Голос Дымова становился тише, четче. Слушая его, все задумчиво и отрезвело смотрели перед собой, и мелькали в памяти картины прожитого. Мать глядела в лицо сыну, губы ее мелко, нервно дрожали, тянулись скривиться, и она прикрывала их уголком косынки.
— Всю жизнь она — для нас, а мы? — продолжал Дымов. — Увлеклись работой, рыбалками, женами. Да, да! А мама, единственная наша мама, — на задворках... Стыдно? Да, очень. Мама, прости нас! Береги себя, мама. Мы поможем, всегда будем... Сто лет счастья тебе, мама!
Дымов опрокинул рюмку, со стуком поставил ее на стол. Кто-то захлопал в ладоши, загалдели. Тинькнули стаканы.
— Да, сынки, да! Мать — оно... Жена, поглядь, для совета, теща для привета, а уж нет милей родимой матушки, — прослезившись, забормотал дед Влас и притянул к себе голову Павла Дымова, шепнул: — А ты шиферок-то, смотри...
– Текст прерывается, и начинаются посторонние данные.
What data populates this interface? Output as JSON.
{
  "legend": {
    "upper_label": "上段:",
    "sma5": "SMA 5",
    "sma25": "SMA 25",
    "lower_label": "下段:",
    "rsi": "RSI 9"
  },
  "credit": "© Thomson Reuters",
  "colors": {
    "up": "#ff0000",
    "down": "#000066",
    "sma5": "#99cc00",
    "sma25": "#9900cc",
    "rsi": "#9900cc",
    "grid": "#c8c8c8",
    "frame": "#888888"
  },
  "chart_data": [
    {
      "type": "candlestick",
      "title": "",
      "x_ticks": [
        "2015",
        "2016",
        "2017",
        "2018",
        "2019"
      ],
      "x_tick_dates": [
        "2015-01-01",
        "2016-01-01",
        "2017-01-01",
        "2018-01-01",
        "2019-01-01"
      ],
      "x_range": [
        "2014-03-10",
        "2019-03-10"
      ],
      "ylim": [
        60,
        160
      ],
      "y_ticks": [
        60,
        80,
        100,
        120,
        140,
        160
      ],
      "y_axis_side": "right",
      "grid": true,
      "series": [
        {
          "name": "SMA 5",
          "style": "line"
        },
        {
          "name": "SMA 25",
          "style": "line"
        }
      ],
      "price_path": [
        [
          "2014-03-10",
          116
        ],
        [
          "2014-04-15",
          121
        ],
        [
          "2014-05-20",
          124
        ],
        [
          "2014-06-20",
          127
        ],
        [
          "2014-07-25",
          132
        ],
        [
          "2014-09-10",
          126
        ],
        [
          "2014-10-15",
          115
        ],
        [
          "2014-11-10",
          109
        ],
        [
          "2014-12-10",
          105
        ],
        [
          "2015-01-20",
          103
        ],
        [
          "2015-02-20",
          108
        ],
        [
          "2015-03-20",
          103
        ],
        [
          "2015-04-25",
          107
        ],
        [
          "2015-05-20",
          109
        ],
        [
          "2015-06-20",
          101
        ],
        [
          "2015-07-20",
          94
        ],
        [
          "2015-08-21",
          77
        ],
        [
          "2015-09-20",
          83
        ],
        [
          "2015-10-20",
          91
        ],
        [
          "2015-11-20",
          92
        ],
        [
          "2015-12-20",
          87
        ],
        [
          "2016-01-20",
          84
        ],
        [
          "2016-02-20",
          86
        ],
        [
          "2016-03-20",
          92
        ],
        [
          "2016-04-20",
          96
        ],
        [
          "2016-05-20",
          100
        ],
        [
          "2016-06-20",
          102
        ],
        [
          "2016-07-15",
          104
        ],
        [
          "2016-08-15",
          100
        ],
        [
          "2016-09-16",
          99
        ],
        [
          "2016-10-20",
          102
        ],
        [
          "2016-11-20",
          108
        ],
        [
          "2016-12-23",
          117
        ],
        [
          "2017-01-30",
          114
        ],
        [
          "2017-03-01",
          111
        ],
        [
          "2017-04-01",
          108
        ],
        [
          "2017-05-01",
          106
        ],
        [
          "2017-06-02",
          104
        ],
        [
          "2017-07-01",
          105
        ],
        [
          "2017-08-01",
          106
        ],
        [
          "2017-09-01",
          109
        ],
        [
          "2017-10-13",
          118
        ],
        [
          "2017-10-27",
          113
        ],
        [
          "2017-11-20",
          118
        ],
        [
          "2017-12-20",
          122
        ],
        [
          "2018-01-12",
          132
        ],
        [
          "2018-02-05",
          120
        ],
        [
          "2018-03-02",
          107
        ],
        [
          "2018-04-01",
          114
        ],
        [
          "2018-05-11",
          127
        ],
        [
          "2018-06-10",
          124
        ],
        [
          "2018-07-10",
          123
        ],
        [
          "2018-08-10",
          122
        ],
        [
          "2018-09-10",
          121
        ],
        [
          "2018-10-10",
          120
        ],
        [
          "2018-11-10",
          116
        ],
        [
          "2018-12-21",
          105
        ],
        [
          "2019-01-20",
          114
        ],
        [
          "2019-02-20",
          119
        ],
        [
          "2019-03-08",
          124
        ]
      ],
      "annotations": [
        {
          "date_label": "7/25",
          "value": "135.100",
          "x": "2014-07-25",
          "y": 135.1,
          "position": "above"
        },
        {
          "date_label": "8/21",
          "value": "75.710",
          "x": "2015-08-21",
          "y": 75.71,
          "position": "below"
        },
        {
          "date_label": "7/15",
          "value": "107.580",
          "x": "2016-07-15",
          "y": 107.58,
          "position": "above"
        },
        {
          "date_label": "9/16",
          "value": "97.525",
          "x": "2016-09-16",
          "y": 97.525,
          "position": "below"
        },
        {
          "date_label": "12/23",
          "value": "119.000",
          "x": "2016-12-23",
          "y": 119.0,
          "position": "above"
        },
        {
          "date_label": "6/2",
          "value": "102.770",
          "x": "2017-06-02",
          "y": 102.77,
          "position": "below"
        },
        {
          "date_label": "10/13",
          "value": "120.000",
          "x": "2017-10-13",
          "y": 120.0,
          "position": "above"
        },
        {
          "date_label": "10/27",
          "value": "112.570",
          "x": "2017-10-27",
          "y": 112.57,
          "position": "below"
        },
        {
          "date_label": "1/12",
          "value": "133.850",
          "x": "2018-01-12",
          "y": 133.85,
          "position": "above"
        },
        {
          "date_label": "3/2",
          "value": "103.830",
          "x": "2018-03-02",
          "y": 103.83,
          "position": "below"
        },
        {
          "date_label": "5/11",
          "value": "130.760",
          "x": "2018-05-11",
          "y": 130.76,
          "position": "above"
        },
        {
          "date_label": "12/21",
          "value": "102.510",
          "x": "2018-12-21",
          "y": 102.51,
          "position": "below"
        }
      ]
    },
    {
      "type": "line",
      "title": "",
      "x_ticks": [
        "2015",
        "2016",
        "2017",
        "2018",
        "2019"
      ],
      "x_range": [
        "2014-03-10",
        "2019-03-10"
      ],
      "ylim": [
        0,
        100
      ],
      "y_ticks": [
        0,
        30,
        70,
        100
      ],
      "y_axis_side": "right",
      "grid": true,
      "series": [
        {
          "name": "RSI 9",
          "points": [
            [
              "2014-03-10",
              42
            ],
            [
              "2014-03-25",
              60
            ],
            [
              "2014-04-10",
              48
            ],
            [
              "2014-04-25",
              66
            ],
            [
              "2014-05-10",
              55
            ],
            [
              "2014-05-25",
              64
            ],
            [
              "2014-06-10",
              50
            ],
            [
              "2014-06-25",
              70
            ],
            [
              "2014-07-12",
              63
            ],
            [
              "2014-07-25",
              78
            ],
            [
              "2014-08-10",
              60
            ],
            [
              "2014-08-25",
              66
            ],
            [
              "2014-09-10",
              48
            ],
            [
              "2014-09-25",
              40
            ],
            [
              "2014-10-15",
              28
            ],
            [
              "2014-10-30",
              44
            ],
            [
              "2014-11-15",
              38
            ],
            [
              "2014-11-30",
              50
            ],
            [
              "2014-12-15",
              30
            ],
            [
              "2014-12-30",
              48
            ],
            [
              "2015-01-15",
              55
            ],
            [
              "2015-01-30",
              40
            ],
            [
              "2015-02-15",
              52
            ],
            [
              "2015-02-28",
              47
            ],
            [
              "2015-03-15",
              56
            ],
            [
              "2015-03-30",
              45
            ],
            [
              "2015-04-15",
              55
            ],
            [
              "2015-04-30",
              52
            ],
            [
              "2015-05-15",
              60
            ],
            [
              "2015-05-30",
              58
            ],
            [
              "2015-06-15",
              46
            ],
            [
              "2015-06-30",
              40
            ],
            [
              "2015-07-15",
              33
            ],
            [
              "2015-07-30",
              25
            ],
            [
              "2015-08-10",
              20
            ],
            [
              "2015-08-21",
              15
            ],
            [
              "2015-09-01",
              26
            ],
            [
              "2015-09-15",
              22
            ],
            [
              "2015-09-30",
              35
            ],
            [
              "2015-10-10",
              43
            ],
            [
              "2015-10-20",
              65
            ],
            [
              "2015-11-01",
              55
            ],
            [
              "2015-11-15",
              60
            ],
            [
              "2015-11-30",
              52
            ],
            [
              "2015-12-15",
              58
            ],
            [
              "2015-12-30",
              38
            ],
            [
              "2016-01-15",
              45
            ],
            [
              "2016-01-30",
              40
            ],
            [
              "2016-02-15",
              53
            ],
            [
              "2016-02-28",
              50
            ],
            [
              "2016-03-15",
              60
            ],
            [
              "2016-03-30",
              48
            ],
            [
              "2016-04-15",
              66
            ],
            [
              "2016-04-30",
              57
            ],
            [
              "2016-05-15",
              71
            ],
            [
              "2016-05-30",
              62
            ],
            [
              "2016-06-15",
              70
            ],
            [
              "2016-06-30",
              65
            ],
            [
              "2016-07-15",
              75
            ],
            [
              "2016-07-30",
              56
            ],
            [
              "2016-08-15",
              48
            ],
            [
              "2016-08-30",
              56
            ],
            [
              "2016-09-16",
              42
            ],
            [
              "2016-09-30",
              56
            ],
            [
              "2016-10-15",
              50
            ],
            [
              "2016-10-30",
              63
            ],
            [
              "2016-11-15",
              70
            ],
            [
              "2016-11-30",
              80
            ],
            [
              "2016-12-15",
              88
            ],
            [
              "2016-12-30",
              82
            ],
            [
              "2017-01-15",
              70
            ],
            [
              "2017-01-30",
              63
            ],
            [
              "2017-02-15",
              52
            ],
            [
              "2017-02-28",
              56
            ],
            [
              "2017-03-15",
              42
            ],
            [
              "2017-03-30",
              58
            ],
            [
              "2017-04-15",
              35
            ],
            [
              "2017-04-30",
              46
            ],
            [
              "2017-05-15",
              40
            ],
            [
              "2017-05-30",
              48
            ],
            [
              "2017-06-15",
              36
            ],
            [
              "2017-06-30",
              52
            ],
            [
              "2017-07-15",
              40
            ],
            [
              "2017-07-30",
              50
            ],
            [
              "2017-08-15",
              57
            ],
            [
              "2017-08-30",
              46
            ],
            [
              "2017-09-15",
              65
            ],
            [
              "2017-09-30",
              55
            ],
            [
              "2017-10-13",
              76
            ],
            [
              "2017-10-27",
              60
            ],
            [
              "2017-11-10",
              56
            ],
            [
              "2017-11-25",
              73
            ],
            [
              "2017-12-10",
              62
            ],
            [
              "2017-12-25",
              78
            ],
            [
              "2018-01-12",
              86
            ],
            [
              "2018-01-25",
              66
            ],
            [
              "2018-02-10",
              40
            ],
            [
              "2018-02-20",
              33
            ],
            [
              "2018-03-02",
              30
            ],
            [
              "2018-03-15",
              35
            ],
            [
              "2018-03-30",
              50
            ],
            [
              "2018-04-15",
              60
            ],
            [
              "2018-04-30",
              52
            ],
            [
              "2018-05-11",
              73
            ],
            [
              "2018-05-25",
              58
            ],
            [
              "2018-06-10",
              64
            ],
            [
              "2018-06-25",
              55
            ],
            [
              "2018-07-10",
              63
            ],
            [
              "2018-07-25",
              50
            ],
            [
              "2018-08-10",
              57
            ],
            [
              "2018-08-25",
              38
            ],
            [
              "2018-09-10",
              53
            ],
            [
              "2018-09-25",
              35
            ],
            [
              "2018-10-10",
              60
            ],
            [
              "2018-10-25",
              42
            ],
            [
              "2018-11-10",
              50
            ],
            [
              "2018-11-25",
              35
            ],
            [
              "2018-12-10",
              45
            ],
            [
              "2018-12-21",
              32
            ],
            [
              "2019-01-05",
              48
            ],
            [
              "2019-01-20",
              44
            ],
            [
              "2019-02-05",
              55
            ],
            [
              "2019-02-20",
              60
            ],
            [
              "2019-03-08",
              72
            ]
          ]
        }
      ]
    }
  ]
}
Дымов радостно сграбастал старика, куда-то поцеловал его, затем поднялся для новой речи. Хотелось сказать что-то приятное, объединяющее всех, кто сидел за столом. Говорил он и о том, что чаще надо вот так встречаться, видеть родных веселыми и добрыми, «дружнее цепляться друг за дружку», заботиться, помогать, потому что все в жизни сложно, взаимоблагодарно: вот он, инженер, делает машины, на которых, ездит Виктор и еще тысячи других Викторов, а Николай строит дома, и в них живут тоже тысячи, Борис возит грузы в самолетах. На первый взгляд, у каждого свое дело, каждый работает себе, ради зарплаты или еще чего, и не печется о том, кому станет лучше, кто когда-нибудь получит пользу от вынутого кубометра земли, уложенного в стену кирпича. А это все не так. Каждый взмах руки кузнеца, каждое движение рабочего превращаются когда-нибудь в добро, в общее добро для всех. И если каждый из них, Дымовых, будет делать по чуть-чуть для матери, то ничего не потеряет, и всем станет хорошо.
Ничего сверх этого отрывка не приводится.